Al-Lat (اللات) : Déesse Tutélaire de Taïf et son Sanctuaire Sacré
Dans les hautes terres du Hedjaz, là où l'air se rafraîchit et où la terre aride cède la place à des vergers luxuriants, s'élevait une puissance spirituelle antique. Al-Lat, dont le nom même évoque la divinité féminine absolue, régnait en souveraine sur la cité fortifiée de Taïf. Bien plus qu'une simple statue de pierre, elle incarnait la fertilité et la protection pour ses dévots, occupant une place de choix parmi les grandes idoles du panthéon arabe qui structuraient la vie religieuse de la Péninsule avant l'Islam.

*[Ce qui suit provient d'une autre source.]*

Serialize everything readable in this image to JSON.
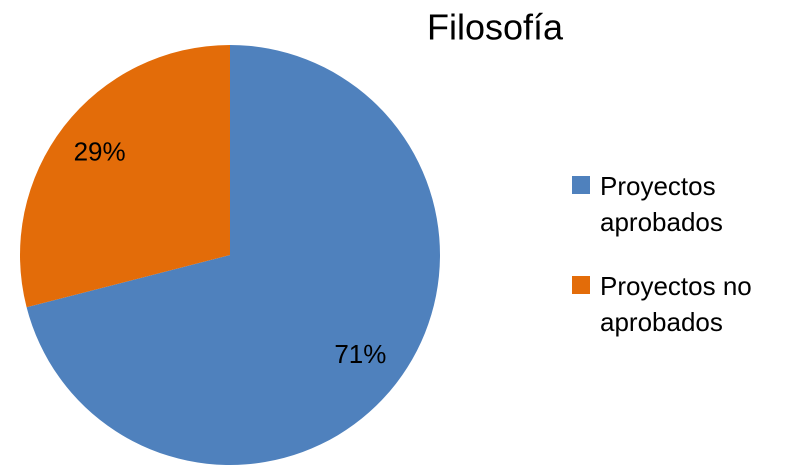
{
  "chart_data": {
    "type": "pie",
    "title": "Filosofía",
    "categories": [
      "Proyectos aprobados",
      "Proyectos no aprobados"
    ],
    "values": [
      71,
      29
    ],
    "value_labels": [
      "71%",
      "29%"
    ],
    "colors": [
      "#4f81bd",
      "#e36c09"
    ],
    "legend": "right"
  }
}
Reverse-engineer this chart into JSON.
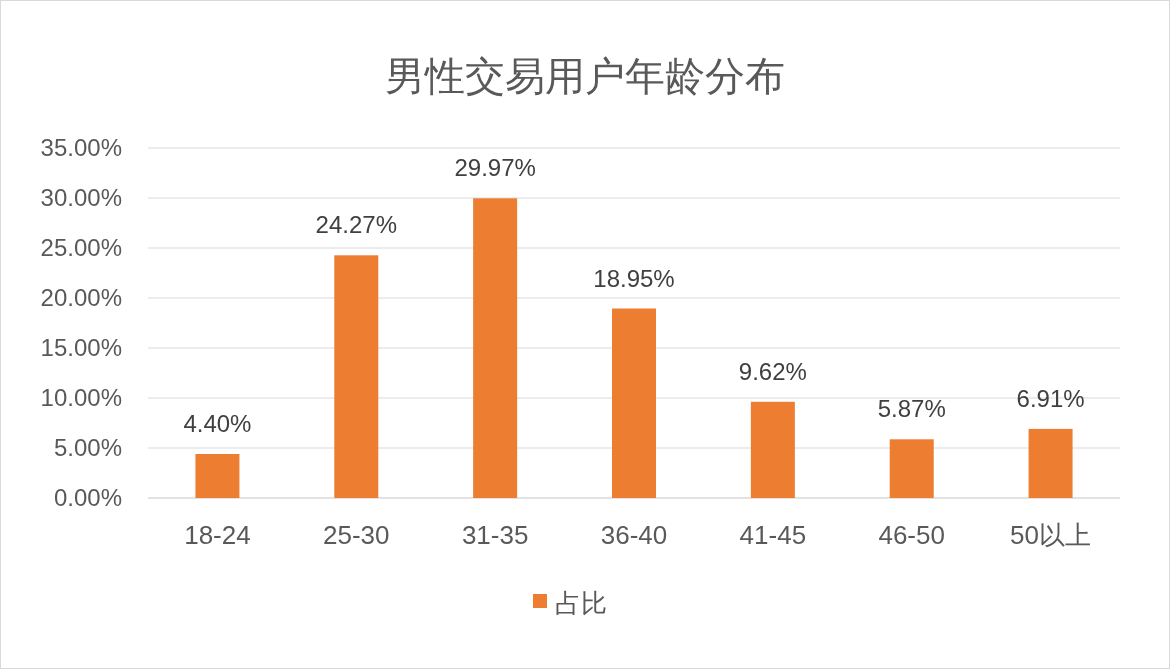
{
  "chart_data": {
    "type": "bar",
    "title": "男性交易用户年龄分布",
    "categories": [
      "18-24",
      "25-30",
      "31-35",
      "36-40",
      "41-45",
      "46-50",
      "50以上"
    ],
    "series": [
      {
        "name": "占比",
        "color": "#ed7d31",
        "values": [
          4.4,
          24.27,
          29.97,
          18.95,
          9.62,
          5.87,
          6.91
        ],
        "value_labels": [
          "4.40%",
          "24.27%",
          "29.97%",
          "18.95%",
          "9.62%",
          "5.87%",
          "6.91%"
        ]
      }
    ],
    "ylim": [
      0,
      35
    ],
    "yticks": [
      {
        "value": 0,
        "label": "0.00%"
      },
      {
        "value": 5,
        "label": "5.00%"
      },
      {
        "value": 10,
        "label": "10.00%"
      },
      {
        "value": 15,
        "label": "15.00%"
      },
      {
        "value": 20,
        "label": "20.00%"
      },
      {
        "value": 25,
        "label": "25.00%"
      },
      {
        "value": 30,
        "label": "30.00%"
      },
      {
        "value": 35,
        "label": "35.00%"
      }
    ],
    "grid": "y",
    "legend": "bottom"
  }
}
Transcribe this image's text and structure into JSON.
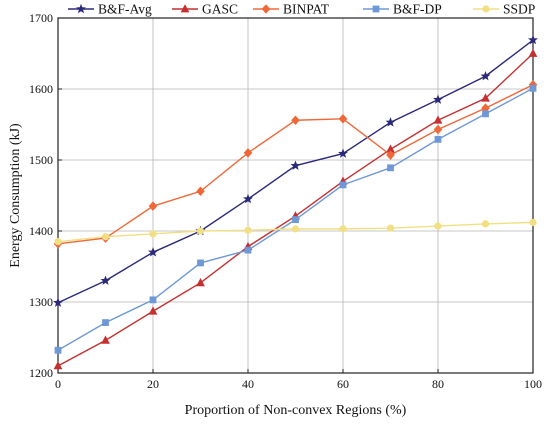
{
  "chart_data": {
    "type": "line",
    "xlabel": "Proportion of Non-convex Regions (%)",
    "ylabel": "Energy Consumption (kJ)",
    "xlim": [
      0,
      100
    ],
    "ylim": [
      1200,
      1700
    ],
    "xticks": [
      0,
      20,
      40,
      60,
      80,
      100
    ],
    "yticks": [
      1200,
      1300,
      1400,
      1500,
      1600,
      1700
    ],
    "grid": true,
    "legend": "top",
    "x": [
      0,
      10,
      20,
      30,
      40,
      50,
      60,
      70,
      80,
      90,
      100
    ],
    "series": [
      {
        "name": "B&F-Avg",
        "color": "#2b2a7a",
        "marker": "star",
        "values": [
          1299,
          1330,
          1370,
          1400,
          1445,
          1492,
          1509,
          1553,
          1585,
          1618,
          1669
        ]
      },
      {
        "name": "GASC",
        "color": "#c62f2f",
        "marker": "triangle",
        "values": [
          1210,
          1246,
          1287,
          1327,
          1378,
          1421,
          1470,
          1515,
          1556,
          1587,
          1650
        ]
      },
      {
        "name": "BINPAT",
        "color": "#f0683a",
        "marker": "diamond",
        "values": [
          1382,
          1390,
          1435,
          1456,
          1510,
          1556,
          1558,
          1507,
          1543,
          1573,
          1606
        ]
      },
      {
        "name": "B&F-DP",
        "color": "#6f98d6",
        "marker": "square",
        "values": [
          1232,
          1271,
          1303,
          1355,
          1373,
          1416,
          1465,
          1489,
          1529,
          1565,
          1601
        ]
      },
      {
        "name": "SSDP",
        "color": "#f2df84",
        "marker": "circle",
        "values": [
          1385,
          1392,
          1396,
          1400,
          1401,
          1403,
          1403,
          1404,
          1407,
          1410,
          1412
        ]
      }
    ]
  }
}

La Dame de la Vallée Fertile
Pour comprendre l'importance d'Al-Lat, il faut d'abord s'immerger dans la géographie de son royaume. Contrairement à La Mecque, située dans une cuvette aride et brûlante, Taïf jouissait d'un climat tempéré, célèbre pour ses vignes, ses grenadiers et ses champs de blé. C'est dans ce cadre d'abondance que s'est ancré le culte d'Al-Lat. Les historiens s'accordent à dire que son nom, dérivé d'Al-Ilaha (la Déesse), suggérait une prééminence universelle, une forme de contrepartie féminine au dieu suprême Allah, reconnu mais lointain.
Une Cité Rivalisant avec La Mecque
La prospérité de Taïf, garantie par la bénédiction supposée d'Al-Lat, conférait à la ville une stature politique et économique majeure. Ses murailles protégeaient non seulement les richesses agricoles, mais aussi un centre de pèlerinage qui attirait les caravanes. Cette influence suscitait une rivalité tangible avec les Qurayshites, gardiens de la Kaaba, créant une tension spirituelle et commerciale entre les deux cités soeurs du Hedjaz.
Le Sanctuaire et le Rocher Sacré
Au cœur de l'enceinte sacrée (Hima) de Taïf, le point focal de la vénération n'était pas une sculpture anthropomorphe aux traits humains ciselés. La manifestation physique de la déesse résidait dans un bétyle, une pierre brute imprégnée de sacré. Les textes anciens décrivent avec précision l'apparence singulière de ce rocher blanc carré de la cité de Taïf, orné de pierres précieuses et couvert de tissus brodés, témoignant de la ferveur de ses adorateurs.
L'Architecture du Temple
Autour de ce rocher s'élevait un édifice cubique, imitant dans une certaine mesure l'architecture de la Kaaba mecquoise. Ce temple, doté d'un gardien officiel (sadin) issu du clan des Banu Attab, servait de lieu d'asile où nul sang ne pouvait être versé. On y apportait des offrandes de bouillie d'orge et de beurre (sawiq), une tradition qui, selon certaines légendes étymologiques, remonterait à un homme pieux qui nourrissait les pèlerins sur ce même rocher.
Les Gardiens de la Déesse : La Tribu des Thaqif
Si Al-Lat était respectée par de nombreuses tribus arabes, elle appartenait avant tout aux Thaqif. Cette puissante tribu considérait la déesse comme leur mère protectrice et leur étendard identitaire. Leur attachement était viscéral ; ils voyaient en elle le rempart contre les invasions et la garante de leurs récoltes. Cette relation fusionnelle a profondément marqué le culte des Thaqif et la vénération d'Al-Lat par les habitants de Taïf, qui défendirent leur idole avec acharnement jusqu'aux derniers instants de la période préislamique.
La Triade Féminine et le Panthéon Arabe
Al-Lat ne régnait pas seule dans l'imaginaire religieux des Arabes. Elle formait, avec ses sœurs, une trinité redoutée et vénérée, souvent qualifiées de « filles d'Allah » par leurs adeptes. Son culte s'entremêlait avec celui d'Al-Manat, la déesse du destin et du temps, dont le sanctuaire se dressait sur la route de Médine, rappelant aux hommes l'inéluctabilité de la mort.
De même, son pouvoir était souvent invoqué conjointement avec celui d'Al-Uzza, la puissante déesse de la vallée de Nakhlah, formant ainsi un équilibre divin couvrant la fertilité, la force et le destin. Bien que géographiquement distincte, l'influence d'Al-Lat s'étendait jusqu'à La Mecque, où elle était reconnue, bien que subordonnée localement à Hubal, le dieu suprême et protecteur de l'enceinte de la Kaaba. Cette interconnexion des divinités tissait une toile complexe de loyautés tribales et spirituelles qui allait se heurter de plein fouet à l'avènement du monothéisme islamique.